Mike Bloomberg donates $1 billion to cover Johns Hopkins medical school tuition for students

Most Johns Hopkins medical students will get free tuition following a $1 billion gift from billionaire Mike Bloomberg.

Billionaire Mike Bloomberg donated $1 billion to Johns Hopkins University.The gift will make medical school tuition free for students with family incomes under $300,000.It’ll also cover living expenses for students with family incomes under $175,000.

Most medical students at Johns Hopkins University won’t have to worry about student loans.

On Monday, Johns Hopkins announced that Bloomberg Philanthropies — founded by billionaire Michael Bloomberg — will donate $1 billion to make tuition free for medical students with family incomes under $300,000 a year, beginning fall 2024.

The gift will also allow Johns Hopkins to cover living expenses for medical students with family incomes under $175,000 a year. According to the university, nearly two-thirds of current and incoming medical students will qualify for free tuition, or free tuition and covered living expenses.

“As the U.S. struggles to recover from a disturbing decline in life expectancy, our country faces a serious shortage of doctors, nurses, and public health professionals—and yet, the high cost of medical, nursing, and graduate school too often bars students from enrolling,” Bloomberg said in a statement.

“By reducing the financial barriers to these essential fields, we can free more students to pursue careers they’re passionate about—and enable them to serve more of the families and communities who need them the most,” he said.

The university’s announcement said students who are eligible for the benefits will receive updated financial aid packages this summer.

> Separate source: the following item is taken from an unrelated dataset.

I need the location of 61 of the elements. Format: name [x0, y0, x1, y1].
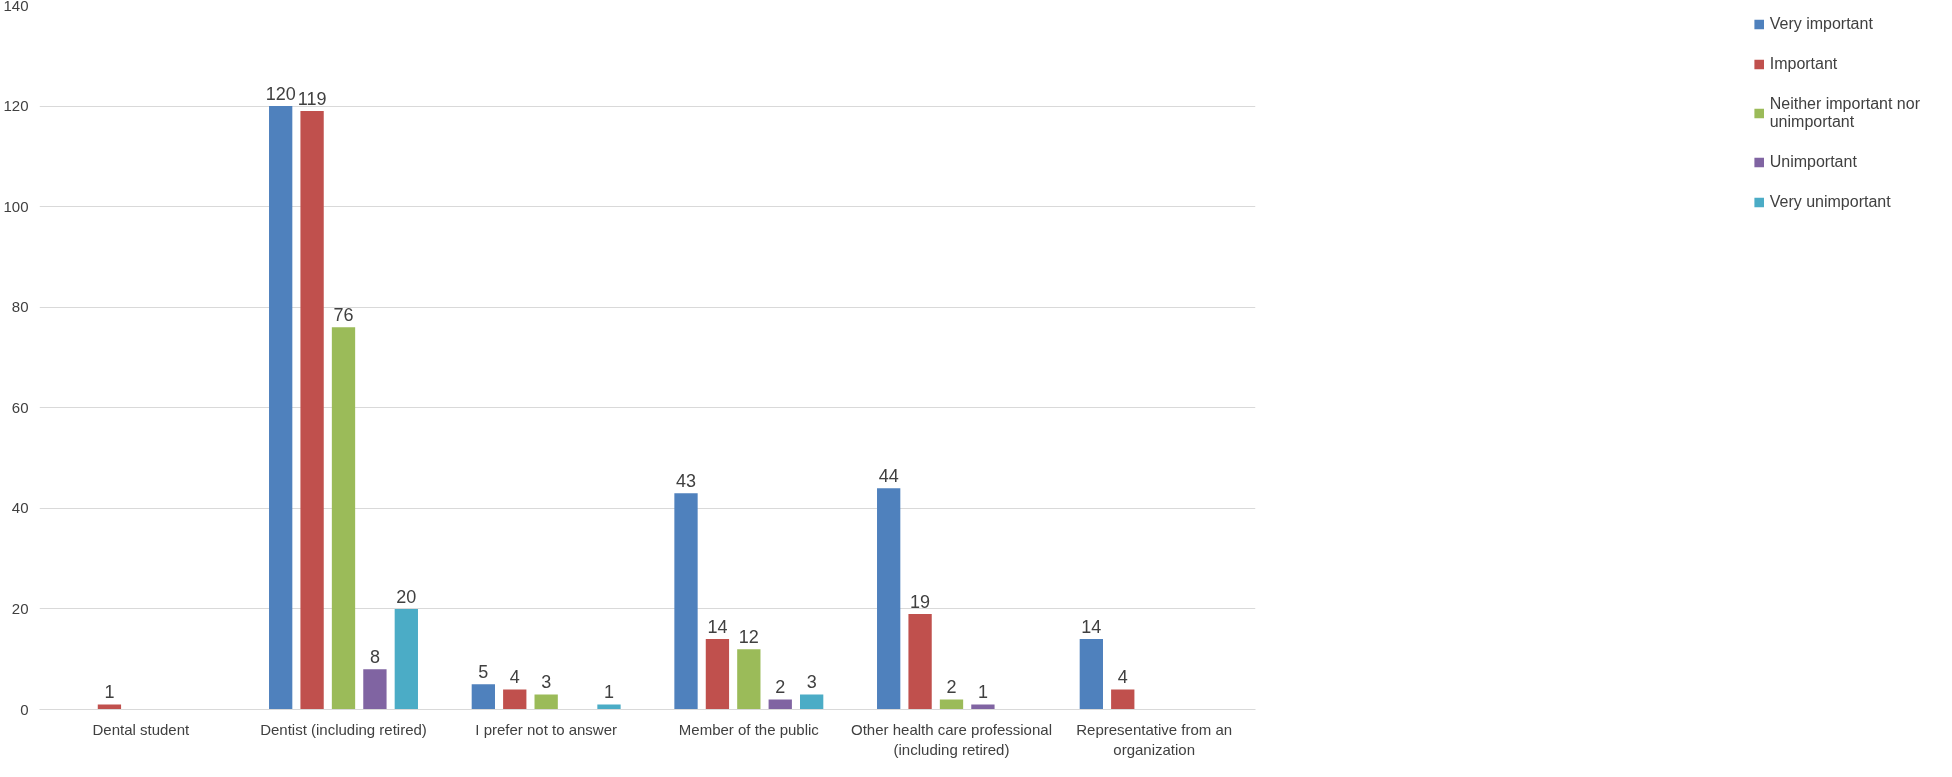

Going to medical school can be costly, leaving borrowers with about $200,000 in student debt on average upon graduation, according to the Association of American Medical Colleges. While medical jobs are typically high paying, a career is not guaranteed, potentially leaving borrowers with six-figure balances that can surge due to high interest.

Along with Johns Hopkins, other schools have received philanthropic donations to address high education costs that can be barriers to pursuing further education. For example, Ruth Gottesman — philanthropist and widow of David Gottesman, an early Berkshire Hathaway investor — donated David’s $1 billion in Berkshire Hathaway stock to Bronx Medical School in February to cover its students’ tuition forever.

Some schools have also been taking matters into their own hands to address high student debt loads for their undergraduates. Princeton, Amherst, and Harvard are among a growing number of schools that have eliminated student loans from their financial aid packages entirely, instead shifting to grants that students do not need to repay.

Monday’s announcement will build on previous donations Johns Hopkins has received over the past few years to reduce student-debt loads for its graduates. Through that aid, the average total student debt for medical school graduates declined to about $105,000 in the 2023-2024 academic school year, the university said.